Entah tahun berapa saya lupa, yang jelas beliau adalah Bupati kabupaten Lebak. Suatu ketika saya bertemu dengan beliau pada suatu acara, kami ngobrol panjang lebar sambil ngopi-ngopi ditemani sepiring pisang goreng yang masih panas di suatu tempat yang tidak terlalu ramai.
Karena pertemuan seperti itu sering kami lakukan disela sela waktu kerjanya, beliau memanggil saya dengan panggilan “bro” saking akrabnya kami dan saya panggil beliau “pak bos”.
Disela-sela obrolan yang ringan itu spontan saya ajukan permintaan kepada beliau, yang memang jauh dari obrolan sebelumnya “pak bro, di selatan kan ada jalan yang parah sekali tuh banguna tahun 80an, gimana kalo ane aja yang bangun” spontan beliau juga menjawab.

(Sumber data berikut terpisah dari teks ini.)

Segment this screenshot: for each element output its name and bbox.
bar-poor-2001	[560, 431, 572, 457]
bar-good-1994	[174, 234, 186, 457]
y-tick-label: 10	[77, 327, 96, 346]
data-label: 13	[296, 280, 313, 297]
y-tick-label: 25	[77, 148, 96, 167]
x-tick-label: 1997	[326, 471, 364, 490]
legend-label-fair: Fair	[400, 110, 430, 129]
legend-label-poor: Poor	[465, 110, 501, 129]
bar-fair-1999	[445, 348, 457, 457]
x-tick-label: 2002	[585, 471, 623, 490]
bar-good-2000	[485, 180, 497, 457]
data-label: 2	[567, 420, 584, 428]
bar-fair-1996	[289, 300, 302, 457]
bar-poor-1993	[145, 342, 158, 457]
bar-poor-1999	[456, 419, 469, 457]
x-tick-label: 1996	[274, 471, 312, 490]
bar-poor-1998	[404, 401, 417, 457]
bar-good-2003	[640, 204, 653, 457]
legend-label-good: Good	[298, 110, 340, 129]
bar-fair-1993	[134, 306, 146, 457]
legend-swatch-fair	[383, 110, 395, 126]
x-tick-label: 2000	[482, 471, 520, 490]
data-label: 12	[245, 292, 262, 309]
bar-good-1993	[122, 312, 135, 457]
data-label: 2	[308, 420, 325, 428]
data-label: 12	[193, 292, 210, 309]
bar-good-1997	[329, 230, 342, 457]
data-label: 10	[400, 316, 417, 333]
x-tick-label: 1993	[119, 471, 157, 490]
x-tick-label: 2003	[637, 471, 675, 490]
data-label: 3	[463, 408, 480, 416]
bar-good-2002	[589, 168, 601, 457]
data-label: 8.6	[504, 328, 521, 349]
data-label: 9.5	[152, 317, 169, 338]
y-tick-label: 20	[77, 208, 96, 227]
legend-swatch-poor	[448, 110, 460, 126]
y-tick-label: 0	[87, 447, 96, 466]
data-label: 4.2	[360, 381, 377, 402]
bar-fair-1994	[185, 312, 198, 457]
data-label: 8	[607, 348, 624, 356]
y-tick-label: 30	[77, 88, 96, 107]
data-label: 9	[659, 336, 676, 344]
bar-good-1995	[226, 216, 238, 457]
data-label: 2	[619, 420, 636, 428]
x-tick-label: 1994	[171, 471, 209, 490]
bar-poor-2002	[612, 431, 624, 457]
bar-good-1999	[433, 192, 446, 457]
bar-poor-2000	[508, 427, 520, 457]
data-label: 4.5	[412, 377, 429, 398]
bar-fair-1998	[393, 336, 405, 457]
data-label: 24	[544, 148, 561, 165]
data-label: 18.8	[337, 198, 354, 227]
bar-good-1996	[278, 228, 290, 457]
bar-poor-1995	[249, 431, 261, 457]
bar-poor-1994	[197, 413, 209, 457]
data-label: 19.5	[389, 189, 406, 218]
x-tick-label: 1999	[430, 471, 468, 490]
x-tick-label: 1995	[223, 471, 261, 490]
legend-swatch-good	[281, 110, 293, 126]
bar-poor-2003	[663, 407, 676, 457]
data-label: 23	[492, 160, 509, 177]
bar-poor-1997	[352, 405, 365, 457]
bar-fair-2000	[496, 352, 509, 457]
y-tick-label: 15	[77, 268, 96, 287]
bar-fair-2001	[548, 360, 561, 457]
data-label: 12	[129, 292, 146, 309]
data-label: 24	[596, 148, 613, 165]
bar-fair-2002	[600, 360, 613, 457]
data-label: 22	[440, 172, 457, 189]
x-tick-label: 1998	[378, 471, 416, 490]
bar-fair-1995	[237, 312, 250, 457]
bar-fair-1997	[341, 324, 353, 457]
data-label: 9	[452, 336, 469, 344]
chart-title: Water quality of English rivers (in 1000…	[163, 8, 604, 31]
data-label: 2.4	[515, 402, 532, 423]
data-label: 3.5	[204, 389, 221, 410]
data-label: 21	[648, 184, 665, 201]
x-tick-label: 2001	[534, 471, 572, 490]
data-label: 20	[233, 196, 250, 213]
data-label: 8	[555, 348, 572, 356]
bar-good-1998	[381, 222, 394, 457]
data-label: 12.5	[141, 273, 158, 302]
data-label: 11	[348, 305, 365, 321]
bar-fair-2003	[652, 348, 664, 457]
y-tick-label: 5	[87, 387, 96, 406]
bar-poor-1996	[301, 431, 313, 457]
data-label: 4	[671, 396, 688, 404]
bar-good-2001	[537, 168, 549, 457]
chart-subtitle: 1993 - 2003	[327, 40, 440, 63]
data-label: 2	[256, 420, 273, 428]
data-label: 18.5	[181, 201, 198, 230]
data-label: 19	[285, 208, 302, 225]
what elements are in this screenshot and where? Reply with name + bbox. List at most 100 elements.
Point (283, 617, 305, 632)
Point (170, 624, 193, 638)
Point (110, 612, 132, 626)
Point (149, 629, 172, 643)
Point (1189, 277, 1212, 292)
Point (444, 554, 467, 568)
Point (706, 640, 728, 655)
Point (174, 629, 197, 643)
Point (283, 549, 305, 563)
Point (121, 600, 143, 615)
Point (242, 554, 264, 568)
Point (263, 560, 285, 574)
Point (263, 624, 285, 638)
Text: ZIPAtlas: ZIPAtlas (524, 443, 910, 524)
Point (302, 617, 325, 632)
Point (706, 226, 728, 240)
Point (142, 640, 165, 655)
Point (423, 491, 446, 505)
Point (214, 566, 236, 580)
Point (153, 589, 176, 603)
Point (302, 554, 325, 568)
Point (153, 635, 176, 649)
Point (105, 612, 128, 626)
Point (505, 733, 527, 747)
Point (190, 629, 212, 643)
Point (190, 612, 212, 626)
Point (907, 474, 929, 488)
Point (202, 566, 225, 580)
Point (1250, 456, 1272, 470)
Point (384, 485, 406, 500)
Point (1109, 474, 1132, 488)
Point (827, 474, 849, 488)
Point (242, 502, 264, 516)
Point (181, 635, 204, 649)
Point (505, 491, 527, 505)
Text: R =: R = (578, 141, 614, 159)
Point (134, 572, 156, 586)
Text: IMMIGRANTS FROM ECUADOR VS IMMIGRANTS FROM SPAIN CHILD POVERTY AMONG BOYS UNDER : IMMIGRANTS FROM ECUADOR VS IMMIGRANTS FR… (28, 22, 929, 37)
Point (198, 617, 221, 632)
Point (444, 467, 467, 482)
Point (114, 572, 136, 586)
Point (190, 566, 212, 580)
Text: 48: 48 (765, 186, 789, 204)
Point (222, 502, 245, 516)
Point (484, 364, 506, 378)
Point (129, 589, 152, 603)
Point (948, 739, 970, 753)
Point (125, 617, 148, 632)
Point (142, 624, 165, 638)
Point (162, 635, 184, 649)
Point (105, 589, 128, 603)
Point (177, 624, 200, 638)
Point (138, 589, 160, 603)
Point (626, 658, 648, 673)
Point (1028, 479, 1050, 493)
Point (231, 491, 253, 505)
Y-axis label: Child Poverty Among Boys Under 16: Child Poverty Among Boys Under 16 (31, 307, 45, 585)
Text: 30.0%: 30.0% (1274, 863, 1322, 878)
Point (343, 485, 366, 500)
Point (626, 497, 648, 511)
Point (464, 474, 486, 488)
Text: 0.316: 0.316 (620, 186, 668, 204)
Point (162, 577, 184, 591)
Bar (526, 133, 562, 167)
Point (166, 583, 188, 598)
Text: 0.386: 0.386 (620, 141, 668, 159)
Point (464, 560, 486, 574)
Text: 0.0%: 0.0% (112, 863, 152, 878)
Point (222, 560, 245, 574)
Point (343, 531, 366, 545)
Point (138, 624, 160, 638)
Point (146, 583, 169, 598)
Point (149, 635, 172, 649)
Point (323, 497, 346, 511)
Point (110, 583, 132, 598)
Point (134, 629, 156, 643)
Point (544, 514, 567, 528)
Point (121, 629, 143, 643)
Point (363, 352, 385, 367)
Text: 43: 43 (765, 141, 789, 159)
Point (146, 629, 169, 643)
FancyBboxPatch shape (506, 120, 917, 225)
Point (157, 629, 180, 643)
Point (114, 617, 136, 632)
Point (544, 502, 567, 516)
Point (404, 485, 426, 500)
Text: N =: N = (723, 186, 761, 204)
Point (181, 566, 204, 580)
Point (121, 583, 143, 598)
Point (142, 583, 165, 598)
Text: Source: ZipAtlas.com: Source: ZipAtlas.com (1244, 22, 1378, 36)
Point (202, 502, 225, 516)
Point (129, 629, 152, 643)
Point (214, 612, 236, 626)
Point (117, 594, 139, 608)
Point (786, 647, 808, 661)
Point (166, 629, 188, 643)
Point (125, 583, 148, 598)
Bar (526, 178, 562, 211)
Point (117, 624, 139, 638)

“Yah ente kayak udah kebanyakan duit aja” sambil senyum-senyum beliau meneruskan kalimatnya lagi “tapi kalo ente serius sih ya gak apa-apa” saya gak jawab apa- apa karena ucapan yang keluar dari mulut saya tadi itu seperti antara sadar dan tidak, memang sebetulnya sih buat saya gak masalah bangunan jalan 10 sampai 20 km buat saya memang gak perlu bantuan dari pemerintah apalagi untuk kepentingan umum seperti jalan.
Singkat cerita jalan tersebut saya bangun atas persetujuan dari sang Bupati tersebut, dengan anggaran yang lumayan besar mengunakan uang sendiri tanpa bantuan dari siapapun, banyak orang terheran heran banyak juga media yang mempertanyakan bahwa danaya itu dari mana, dan saya bilang ya dari pribadi saya, “uang saya itu banyak gak bakalan habis tujuh turunan” itu yang keluar dari mulut saya saat diwawancarai wartawan pada saat itu.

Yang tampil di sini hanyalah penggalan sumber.